Obamacare mess: More than 30 million people still uninsured

Obamacare mess: More than 30 million people still uninsured

A whopping 32.3 million Americans remain uninsured years after the passage of Obamacare.

It’s been years since the Affordable Care Act — also known as Obamacare — has been passed, but a full 32.3 million non-elderly people remain without health insurance.

Even with the individual mandate tax penalty and a costly health reform act, a tremendous number of Americans aren’t being convinced to sign up for health insurance, according to a Fox Business report.

The Kaiser Family Foundation published new state-by-state numbers on the epidemic of uninsured Americans, finding that more than quarter of the uninsured are eligible adults or children.

It represents a sort of glass half full or half empty situation: the Obama Administration is likely to point to the millions of new individuals who are insured now thanks to the act, while others are concerned at the vast amounts of people who still haven’t signed up. As a result of the large numbers of uninsured people, hospitals remain under a lot of financial pressure.

The health care issue wasn’t addressed much at the Democratic presidential debate, but Republican candidates have vowed to do away with the ACA, including Jeb Bush, who unveiled a health care reform plan that would include replacing Obamacare to “stop the damage Washington central planners have caused for decades,” according to the report.
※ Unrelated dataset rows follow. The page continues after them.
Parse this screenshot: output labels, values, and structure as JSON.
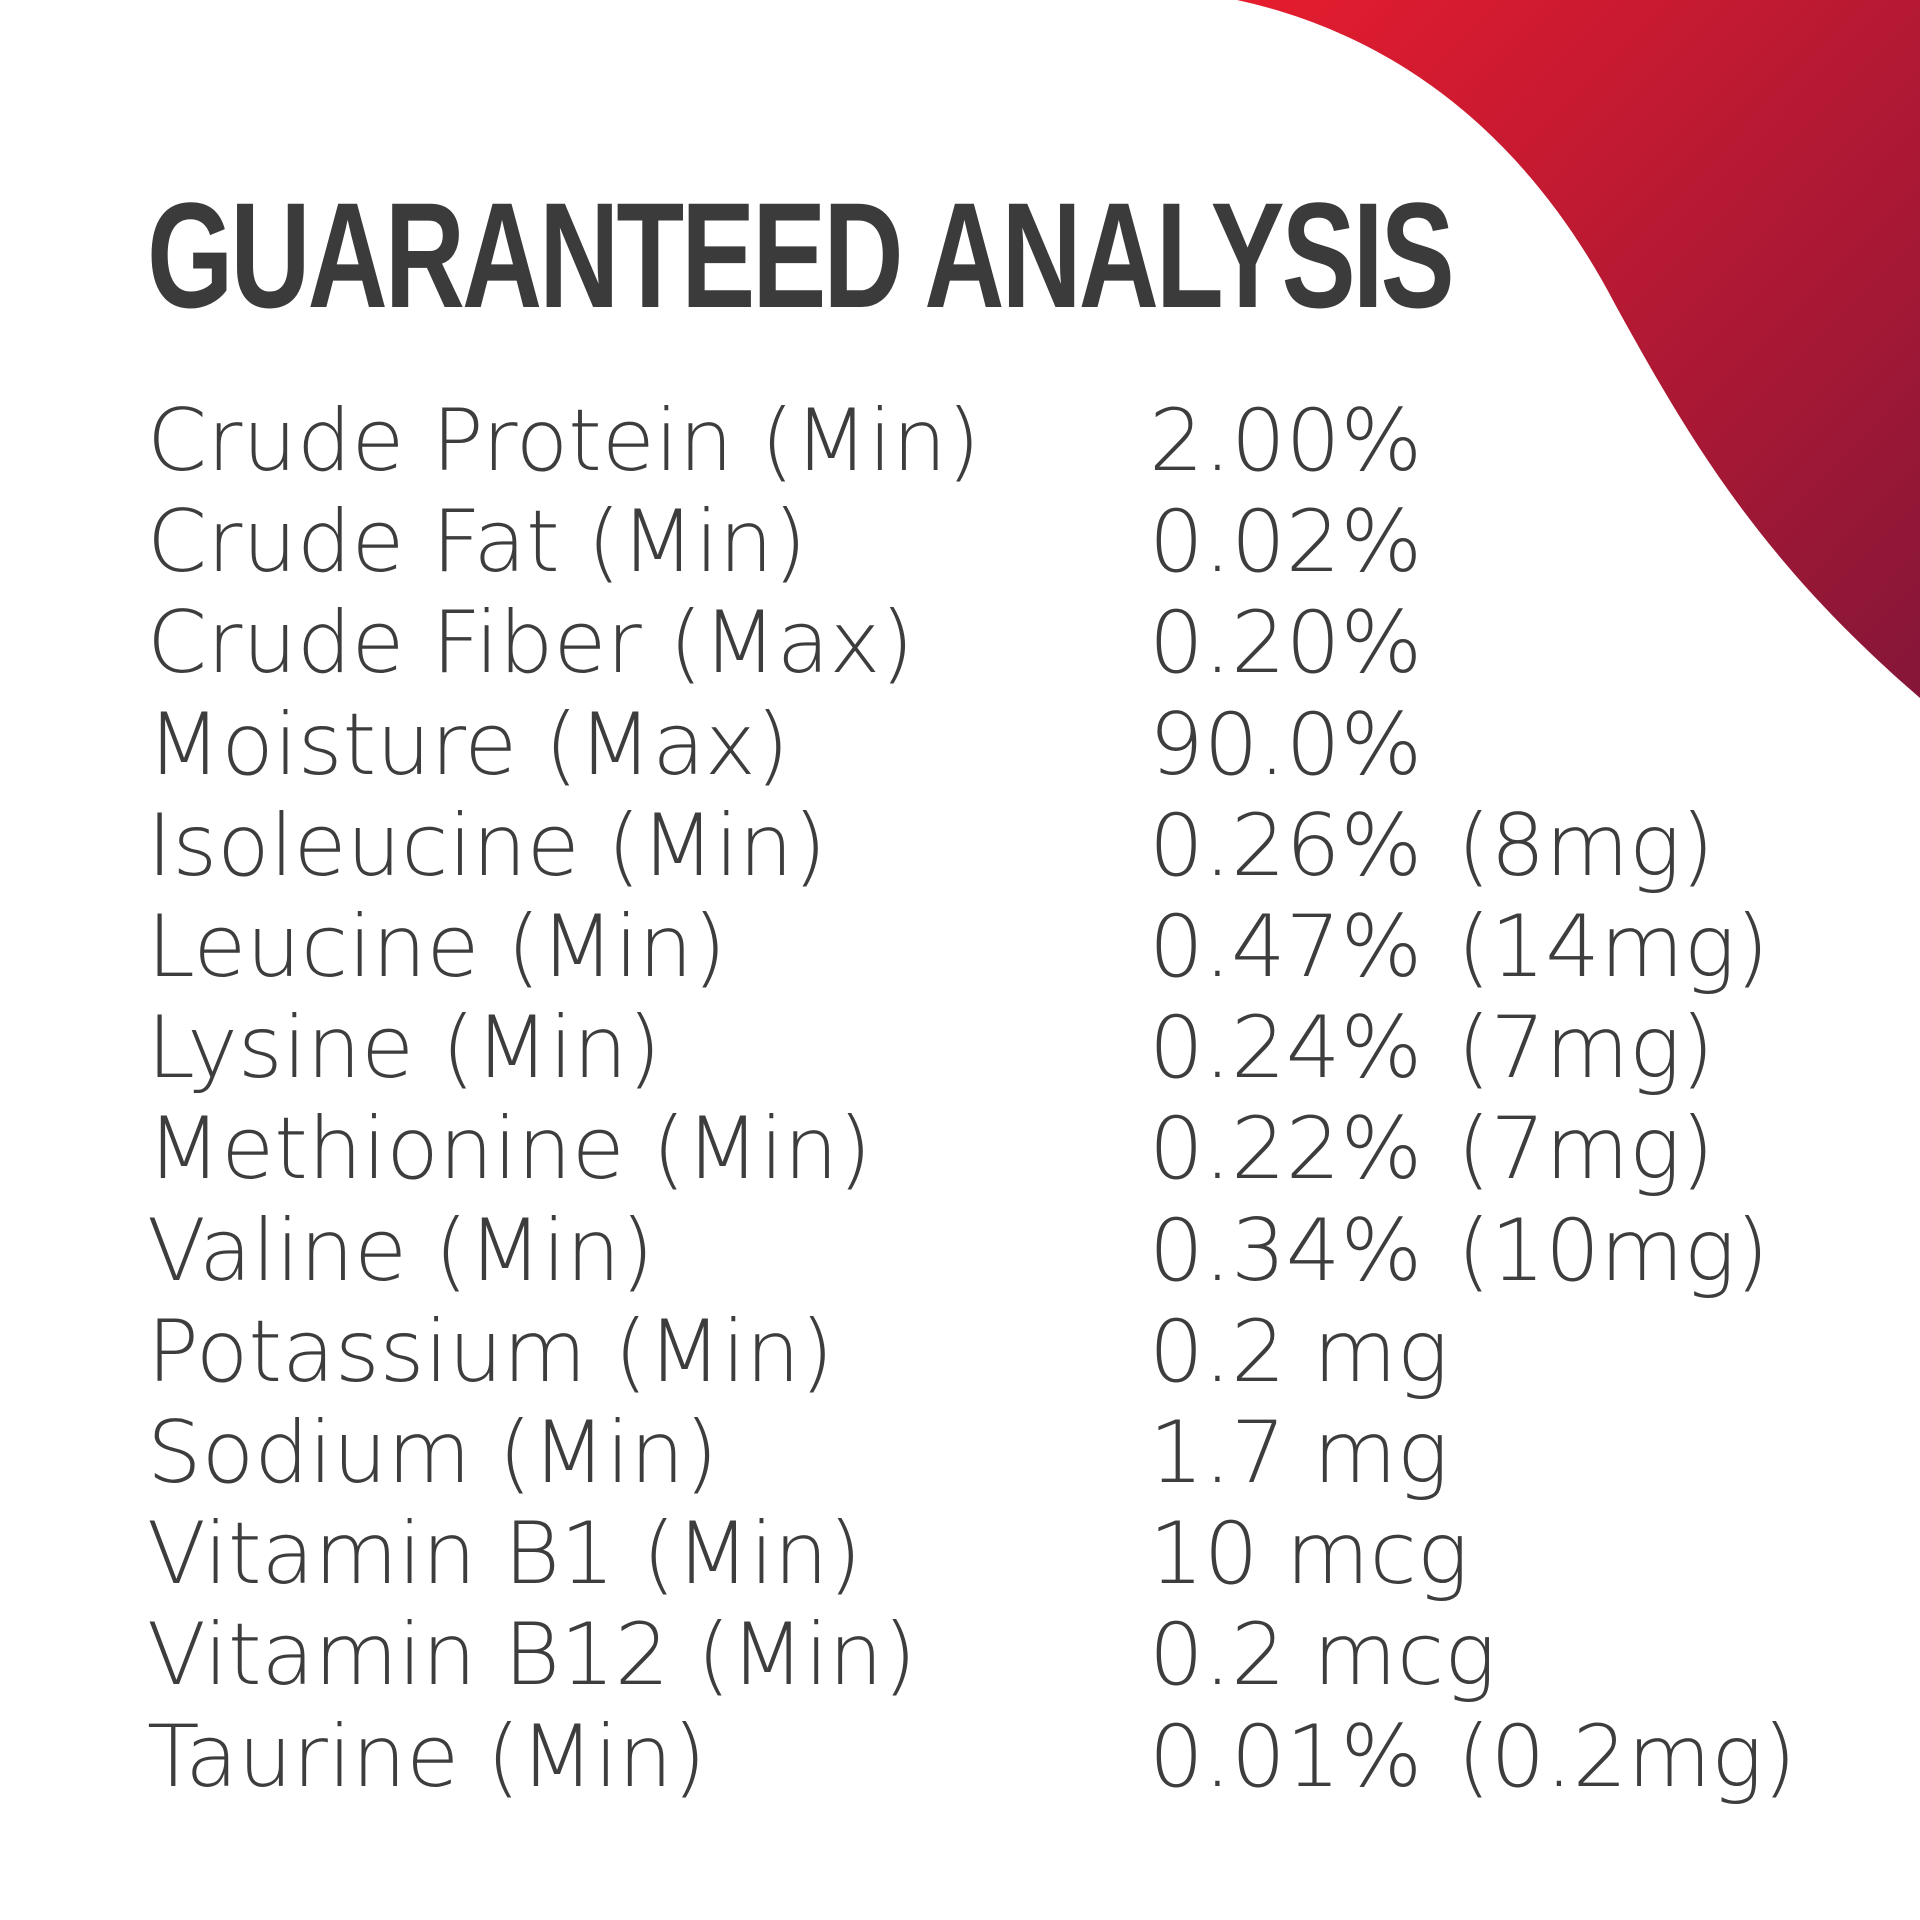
{
  "header": {
    "title": "GUARANTEED ANALYSIS"
  },
  "table": {
    "rows": [
      [
        "Crude Protein (Min)",
        "2.00%"
      ],
      [
        "Crude Fat (Min)",
        "0.02%"
      ],
      [
        "Crude Fiber (Max)",
        "0.20%"
      ],
      [
        "Moisture (Max)",
        "90.0%"
      ],
      [
        "Isoleucine (Min)",
        "0.26%",
        "(8mg)"
      ],
      [
        "Leucine (Min)",
        "0.47%",
        "(14mg)"
      ],
      [
        "Lysine (Min)",
        "0.24%",
        "(7mg)"
      ],
      [
        "Methionine (Min)",
        "0.22%",
        "(7mg)"
      ],
      [
        "Valine (Min)",
        "0.34%",
        "(10mg)"
      ],
      [
        "Potassium (Min)",
        "0.2 mg"
      ],
      [
        "Sodium (Min)",
        "1.7 mg"
      ],
      [
        "Vitamin B1 (Min)",
        "10 mcg"
      ],
      [
        "Vitamin B12 (Min)",
        "0.2 mcg"
      ],
      [
        "Taurine (Min)",
        "0.01%",
        "(0.2mg)"
      ]
    ]
  }
}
The largest uninsured numbers are not surprisingly in the largest states: California, Texas, and Florida, with a full 4.4 million Texans uninsured even though nearly a quarter of them were eligible for tax credits, and 11 percent were eligible for Medicaid. There were similar numbers for other states. In Florida, nearly a third were eligible for tax credits.

Obamacare’s third open enrollment is set to begin on Nov. 1, and will mark another critical period for the nascent law that remains under siege from Republicans. The White House is pushing to raise the rate of insured Americans by focusing on areas that have high rates of uninsured residents.